Fast dreieinhalb Stunden pro Tag verbringen Kinder und Jugendliche heutzutage durchschnittlich im Netz. Im Internet findet sich manch Nützliches, aber auch viel Unnützes, auch Gefährliches, wenn es etwa um das Drehen von ungewöhnlichen Videos für die sogenannten sozialen Netzwerke geht. Trauriges Beispiel: die jüngst an einem Bahndamm verunglückten 18-jährigen Zwillingsschwestern aus Hamburg-Allermöhe. Klickzahlen sind für viele junge Menschen wie für Erwachsene das A und O, die Währung, die zählt. Auch für Fibi und Aram.

Die beiden fiktiven Teenager sind für ihre Mutprobe einer Anleitung aus dem Internet gefolgt, nach der ein Fünf-Beeren-Mix, eingerollt in Bärlauchblätter, sie zu Waschbären werden lässt. Als beiden aus einer Waschanlage im mecklenburgischen Örtchen Seenot dann als solche herauskommen, ist die Verwirrung groß. So erzählt es Thomas Brussig in seinem 2020 veröffentlichten Roman „Die Verwandelten“. Und nach dem spielt er nun erstmals im Altonaer Theater.

„Die Verwandelten“ in Altona: Stück zündet bis zur Pause kaum

Autor Brussig, in den 1990ern mit „Helden wie wir“ und „Sonnenallee“ groß herausgekommen, hatte sich für die „Die Verwandelten“ bei einer ländlichen abendlichen Autofahrt mit seiner Tochter inspirieren lassen, als ihnen auf einer Straße zwei Waschbären begegnet waren. Mit seinem Roman und der aberwitzigen Ausgangslage hat er Fährten für eine Provinzposse, eine Generationengeschichte bis hin zur Mediensatire gelegt. Und klar, Kafkas 110 Jahre alte Erzählung „Die Verwandlung“ lässt grüßen. Nur dass das „Ungeziefer“ (in Person Gregor Samsas) hier mit zwei Teenagern jünger, zeitgemäßer und sympathischer daherkommt.

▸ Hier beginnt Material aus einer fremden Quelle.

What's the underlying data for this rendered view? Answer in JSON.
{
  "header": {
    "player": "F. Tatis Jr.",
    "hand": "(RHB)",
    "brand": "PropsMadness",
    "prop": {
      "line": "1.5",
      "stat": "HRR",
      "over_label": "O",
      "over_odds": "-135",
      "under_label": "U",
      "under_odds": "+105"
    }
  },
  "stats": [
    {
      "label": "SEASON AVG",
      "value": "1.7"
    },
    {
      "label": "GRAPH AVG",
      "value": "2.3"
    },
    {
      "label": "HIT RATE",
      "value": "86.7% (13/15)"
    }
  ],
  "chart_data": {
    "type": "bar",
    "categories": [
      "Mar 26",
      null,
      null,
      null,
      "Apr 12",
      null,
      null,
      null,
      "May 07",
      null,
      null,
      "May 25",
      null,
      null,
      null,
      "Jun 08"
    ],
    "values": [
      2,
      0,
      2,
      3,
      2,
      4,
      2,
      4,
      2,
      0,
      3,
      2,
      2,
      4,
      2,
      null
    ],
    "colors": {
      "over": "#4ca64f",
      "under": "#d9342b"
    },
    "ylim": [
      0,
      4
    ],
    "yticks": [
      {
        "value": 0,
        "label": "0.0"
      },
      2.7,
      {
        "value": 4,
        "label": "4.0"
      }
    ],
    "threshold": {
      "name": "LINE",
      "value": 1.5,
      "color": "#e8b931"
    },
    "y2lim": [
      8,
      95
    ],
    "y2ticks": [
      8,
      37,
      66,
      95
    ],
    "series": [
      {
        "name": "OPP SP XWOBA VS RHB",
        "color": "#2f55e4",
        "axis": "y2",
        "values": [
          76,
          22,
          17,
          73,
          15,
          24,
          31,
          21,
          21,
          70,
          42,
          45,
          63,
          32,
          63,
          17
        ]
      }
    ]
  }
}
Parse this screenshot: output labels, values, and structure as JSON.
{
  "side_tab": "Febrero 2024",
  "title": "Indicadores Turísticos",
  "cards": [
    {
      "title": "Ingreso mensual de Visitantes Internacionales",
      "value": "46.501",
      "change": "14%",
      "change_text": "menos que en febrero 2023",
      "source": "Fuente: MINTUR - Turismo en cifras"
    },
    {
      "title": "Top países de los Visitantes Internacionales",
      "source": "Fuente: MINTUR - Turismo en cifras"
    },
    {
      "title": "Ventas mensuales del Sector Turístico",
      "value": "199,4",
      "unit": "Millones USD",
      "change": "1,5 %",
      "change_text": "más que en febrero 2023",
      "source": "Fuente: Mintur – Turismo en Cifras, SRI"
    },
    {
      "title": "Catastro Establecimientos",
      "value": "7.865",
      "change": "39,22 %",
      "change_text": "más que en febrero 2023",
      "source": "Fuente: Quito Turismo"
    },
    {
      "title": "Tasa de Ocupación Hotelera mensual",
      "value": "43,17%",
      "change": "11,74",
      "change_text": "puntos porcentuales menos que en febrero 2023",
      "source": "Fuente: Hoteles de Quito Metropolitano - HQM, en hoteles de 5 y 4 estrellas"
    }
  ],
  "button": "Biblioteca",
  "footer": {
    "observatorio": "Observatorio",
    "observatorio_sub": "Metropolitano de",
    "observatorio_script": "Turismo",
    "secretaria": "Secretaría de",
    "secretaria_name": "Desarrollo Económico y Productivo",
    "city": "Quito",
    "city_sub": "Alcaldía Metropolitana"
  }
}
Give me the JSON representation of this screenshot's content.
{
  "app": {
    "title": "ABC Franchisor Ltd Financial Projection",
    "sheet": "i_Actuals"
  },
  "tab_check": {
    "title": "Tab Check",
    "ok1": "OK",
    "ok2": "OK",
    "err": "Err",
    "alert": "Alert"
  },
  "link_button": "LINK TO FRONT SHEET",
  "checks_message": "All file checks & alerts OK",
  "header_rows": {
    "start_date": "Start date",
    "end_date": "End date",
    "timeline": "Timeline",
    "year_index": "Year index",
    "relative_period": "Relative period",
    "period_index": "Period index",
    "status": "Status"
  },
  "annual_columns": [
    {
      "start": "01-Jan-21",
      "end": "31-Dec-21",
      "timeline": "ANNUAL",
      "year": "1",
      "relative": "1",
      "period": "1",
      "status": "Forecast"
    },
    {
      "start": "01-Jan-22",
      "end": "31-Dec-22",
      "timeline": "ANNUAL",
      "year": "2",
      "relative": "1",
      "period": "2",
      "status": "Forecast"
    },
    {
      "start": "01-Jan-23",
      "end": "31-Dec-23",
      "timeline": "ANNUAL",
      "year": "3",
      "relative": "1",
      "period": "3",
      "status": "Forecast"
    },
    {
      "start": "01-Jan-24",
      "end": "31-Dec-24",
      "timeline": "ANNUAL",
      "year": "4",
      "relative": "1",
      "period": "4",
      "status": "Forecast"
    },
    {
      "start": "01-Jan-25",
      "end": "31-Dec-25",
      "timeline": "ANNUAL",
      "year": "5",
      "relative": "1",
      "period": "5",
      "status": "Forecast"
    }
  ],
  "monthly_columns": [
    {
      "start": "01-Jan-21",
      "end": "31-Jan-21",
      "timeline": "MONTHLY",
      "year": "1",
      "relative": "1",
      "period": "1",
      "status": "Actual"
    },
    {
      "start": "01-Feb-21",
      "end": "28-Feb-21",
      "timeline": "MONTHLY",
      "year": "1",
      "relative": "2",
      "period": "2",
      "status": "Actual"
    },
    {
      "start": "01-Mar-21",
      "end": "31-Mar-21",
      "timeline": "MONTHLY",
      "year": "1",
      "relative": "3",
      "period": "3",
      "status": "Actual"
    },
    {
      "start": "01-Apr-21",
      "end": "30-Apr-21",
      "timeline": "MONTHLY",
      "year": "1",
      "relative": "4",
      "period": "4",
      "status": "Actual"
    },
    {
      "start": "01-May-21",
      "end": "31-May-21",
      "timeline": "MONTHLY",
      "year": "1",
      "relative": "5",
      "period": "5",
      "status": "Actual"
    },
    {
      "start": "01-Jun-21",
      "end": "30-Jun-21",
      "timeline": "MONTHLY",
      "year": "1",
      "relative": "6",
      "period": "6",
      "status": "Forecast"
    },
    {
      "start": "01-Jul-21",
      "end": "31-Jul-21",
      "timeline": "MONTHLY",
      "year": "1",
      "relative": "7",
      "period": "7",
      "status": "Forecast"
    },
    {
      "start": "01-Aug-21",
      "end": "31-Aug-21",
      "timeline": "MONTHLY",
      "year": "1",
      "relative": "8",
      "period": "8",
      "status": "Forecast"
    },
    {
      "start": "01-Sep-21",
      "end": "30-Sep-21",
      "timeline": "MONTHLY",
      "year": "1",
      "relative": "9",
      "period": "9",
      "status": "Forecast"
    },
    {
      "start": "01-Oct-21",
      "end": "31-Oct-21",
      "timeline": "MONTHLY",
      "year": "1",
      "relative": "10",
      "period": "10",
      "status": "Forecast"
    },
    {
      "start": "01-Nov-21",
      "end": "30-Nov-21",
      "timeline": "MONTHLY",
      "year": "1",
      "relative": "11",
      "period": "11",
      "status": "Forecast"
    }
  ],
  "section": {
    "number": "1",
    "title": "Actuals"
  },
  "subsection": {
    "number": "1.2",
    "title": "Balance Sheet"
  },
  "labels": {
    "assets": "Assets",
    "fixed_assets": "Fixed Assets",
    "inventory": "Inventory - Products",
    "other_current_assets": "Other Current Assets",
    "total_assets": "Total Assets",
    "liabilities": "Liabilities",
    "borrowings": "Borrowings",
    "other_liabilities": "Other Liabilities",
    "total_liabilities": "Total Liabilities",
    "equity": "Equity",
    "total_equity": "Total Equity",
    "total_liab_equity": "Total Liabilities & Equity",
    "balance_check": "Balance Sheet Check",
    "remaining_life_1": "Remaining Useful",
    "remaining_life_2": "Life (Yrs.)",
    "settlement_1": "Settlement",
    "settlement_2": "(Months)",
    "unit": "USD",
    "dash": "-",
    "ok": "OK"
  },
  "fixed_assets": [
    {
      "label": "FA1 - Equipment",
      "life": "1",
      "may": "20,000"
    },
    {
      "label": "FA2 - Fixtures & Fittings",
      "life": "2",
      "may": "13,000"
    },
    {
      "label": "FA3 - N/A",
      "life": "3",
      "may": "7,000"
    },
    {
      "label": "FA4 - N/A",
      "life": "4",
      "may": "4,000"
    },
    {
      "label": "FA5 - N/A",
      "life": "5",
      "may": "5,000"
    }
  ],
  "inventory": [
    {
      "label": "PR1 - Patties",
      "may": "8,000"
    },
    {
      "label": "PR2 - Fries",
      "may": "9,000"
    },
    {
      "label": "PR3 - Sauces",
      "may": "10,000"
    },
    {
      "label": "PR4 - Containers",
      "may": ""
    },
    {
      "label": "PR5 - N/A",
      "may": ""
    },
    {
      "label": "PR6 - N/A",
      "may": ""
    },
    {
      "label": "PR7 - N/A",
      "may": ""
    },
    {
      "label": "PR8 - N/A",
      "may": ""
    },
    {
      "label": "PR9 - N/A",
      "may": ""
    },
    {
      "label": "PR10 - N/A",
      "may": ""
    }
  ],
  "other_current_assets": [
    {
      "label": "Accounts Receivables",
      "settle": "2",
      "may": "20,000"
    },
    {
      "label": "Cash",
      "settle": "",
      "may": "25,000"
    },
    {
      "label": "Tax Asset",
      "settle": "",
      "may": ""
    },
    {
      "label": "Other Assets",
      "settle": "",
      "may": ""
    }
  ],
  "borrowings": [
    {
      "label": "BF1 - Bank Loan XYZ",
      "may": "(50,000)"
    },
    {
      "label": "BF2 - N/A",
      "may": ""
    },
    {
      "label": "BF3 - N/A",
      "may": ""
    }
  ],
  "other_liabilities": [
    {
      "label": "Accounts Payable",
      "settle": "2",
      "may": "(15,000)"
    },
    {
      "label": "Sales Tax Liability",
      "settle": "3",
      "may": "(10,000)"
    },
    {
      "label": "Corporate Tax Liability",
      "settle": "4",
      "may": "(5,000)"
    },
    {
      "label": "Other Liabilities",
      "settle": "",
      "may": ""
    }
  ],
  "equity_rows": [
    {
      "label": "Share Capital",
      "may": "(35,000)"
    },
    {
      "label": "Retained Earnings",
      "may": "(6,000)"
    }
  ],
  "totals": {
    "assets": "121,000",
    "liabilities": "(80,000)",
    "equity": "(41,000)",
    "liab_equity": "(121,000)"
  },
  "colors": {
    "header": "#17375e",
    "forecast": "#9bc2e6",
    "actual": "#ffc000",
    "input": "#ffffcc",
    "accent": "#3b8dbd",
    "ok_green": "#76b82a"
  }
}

Für die von ihm erstellte Bühnenfassung hat Altonas Intendant Axel Schneider Altmeister Ralph Bridle mit der Regie betraut. Der englische Fernseh- und Theaterregisseur, in Hamburg bisher oft an den Kammerspielen tätig, tut sich bei seinem Altonaer Debüt lange recht schwer, das Absurde aus Brussigs 328-Seiten-Roman herauszuarbeiten. Dabei gehen die destillierten Szenen dank der mobilen Kulissen (von Ricard Lutz) meist schnell ineinander über. Bis zur Pause zündet das beim Uraufführungs-Publikum im nicht ausverkauften Theater dennoch kaum.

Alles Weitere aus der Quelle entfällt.